In the face of such slaughter, it is obviously good that Mr. Guzmán, a leader of one of the drug cartels involved, is convicted and is likely to spend the rest of his life in a tough prison. But considering this was the biggest trial to date related to Mexico’s catastrophic drug war, it seems only a bittersweet victory in the battle for justice.
It is a painful fact that Mr. Guzmán was convicted in the United States and not in Mexico, where he has sown corruption and terror. After he escaped from two top security prisons here, the Mexican government conceded that its institutions were not powerful enough to hold him and extradited him north. As a result the charges were mostly related to his trafficking drugs to Americans rather than murdering Mexicans.

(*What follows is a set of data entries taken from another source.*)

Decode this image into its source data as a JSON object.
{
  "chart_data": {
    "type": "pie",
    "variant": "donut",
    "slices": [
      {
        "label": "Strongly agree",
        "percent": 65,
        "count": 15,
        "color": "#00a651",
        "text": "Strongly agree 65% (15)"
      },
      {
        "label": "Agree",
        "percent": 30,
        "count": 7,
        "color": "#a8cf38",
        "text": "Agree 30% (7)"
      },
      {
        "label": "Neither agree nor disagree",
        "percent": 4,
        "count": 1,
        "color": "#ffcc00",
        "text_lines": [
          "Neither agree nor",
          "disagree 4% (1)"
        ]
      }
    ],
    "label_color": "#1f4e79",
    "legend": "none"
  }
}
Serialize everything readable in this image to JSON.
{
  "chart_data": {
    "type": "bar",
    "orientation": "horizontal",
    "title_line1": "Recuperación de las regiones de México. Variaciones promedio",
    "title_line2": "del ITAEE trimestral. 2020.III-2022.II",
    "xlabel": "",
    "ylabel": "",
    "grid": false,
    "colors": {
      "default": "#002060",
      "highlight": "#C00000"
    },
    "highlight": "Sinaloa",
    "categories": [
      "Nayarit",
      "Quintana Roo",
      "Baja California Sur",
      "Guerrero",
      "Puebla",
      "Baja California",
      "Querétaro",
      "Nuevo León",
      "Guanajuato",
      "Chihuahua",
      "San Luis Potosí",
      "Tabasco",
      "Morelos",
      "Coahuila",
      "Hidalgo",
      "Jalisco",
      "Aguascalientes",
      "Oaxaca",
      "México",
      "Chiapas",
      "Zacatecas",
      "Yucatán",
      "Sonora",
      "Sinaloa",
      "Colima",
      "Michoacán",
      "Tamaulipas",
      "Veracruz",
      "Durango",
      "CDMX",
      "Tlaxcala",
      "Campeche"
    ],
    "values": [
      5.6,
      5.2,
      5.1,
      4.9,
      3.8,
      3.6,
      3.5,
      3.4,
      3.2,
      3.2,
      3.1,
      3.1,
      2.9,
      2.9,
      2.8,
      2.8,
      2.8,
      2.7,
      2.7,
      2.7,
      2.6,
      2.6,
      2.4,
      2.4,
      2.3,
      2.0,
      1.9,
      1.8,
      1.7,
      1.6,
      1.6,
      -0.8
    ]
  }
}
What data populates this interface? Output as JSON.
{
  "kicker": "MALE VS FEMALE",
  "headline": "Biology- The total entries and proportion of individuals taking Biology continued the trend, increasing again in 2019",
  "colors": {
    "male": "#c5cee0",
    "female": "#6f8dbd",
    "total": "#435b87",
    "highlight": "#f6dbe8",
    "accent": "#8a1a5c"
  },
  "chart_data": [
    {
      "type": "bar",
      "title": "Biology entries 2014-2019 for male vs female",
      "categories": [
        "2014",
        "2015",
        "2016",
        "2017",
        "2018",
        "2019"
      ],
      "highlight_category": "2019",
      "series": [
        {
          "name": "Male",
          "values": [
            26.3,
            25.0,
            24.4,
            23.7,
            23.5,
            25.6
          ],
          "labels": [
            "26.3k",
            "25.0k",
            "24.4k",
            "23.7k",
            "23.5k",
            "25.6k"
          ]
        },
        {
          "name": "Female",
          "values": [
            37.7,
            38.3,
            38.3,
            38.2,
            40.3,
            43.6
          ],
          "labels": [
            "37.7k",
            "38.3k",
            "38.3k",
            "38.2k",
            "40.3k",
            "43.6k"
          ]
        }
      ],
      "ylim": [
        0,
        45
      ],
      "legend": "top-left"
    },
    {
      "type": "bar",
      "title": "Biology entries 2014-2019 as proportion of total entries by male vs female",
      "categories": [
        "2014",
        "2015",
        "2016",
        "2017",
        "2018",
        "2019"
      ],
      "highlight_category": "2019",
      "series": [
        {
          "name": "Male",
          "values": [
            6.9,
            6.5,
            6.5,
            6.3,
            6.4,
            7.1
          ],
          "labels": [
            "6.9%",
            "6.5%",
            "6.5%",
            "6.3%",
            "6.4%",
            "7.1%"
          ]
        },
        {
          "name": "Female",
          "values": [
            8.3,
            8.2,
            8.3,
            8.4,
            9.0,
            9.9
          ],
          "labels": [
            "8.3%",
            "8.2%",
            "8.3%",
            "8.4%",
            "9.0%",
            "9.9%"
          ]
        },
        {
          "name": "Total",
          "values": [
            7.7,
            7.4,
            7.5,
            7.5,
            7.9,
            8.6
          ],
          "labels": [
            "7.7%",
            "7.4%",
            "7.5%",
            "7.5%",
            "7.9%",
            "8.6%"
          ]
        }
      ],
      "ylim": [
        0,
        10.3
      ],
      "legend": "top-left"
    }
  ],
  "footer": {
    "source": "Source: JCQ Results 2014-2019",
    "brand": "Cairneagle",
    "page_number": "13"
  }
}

Questions about the dubious practices of American agents were shut down by the prosecution and judge. The jurors were not allowed to hear about the so-called Fast and Furious debacle, in which agents watched as thousands of guns were trafficked south, including a .50-caliber rifle found in the last hide-out of Mr. Guzmán. Or about the cooperating witness who had previously claimed that his cartel had been protected by the United States government while it informed on rivals.
And despite Mr. Guzmán’s infamy, there are questions about whether he was truly the biggest drug trafficker in Mexico or just one of various powerful kingpins, including his fellow Sinaloan trafficker Ismael Zambada García, called El Mayo, who is still at large. Indeed, the prosecution said in its closing argument that it didn’t matter if Mr. Guzmán wasn’t the supreme head of the Sinaloa cartel, so long as he was one of its bosses.
A veteran agent for the Drug Enforcement Administration once admitted to me that the policy of taking down kingpins didn’t stop the flow of drugs. But he said that it did stop certain drug traffickers who were becoming too infamous and powerful, which made them a threat to governments.
Perhaps the conviction of Mr. Guzmán at least shows aspiring drug traffickers that they cannot become as notorious as El Chapo and escape the law. But for the families looking for their loved ones in the mass graves here in Mexico and the families of those who have died of drug overdoses in the United States, the search for justice and peace continues.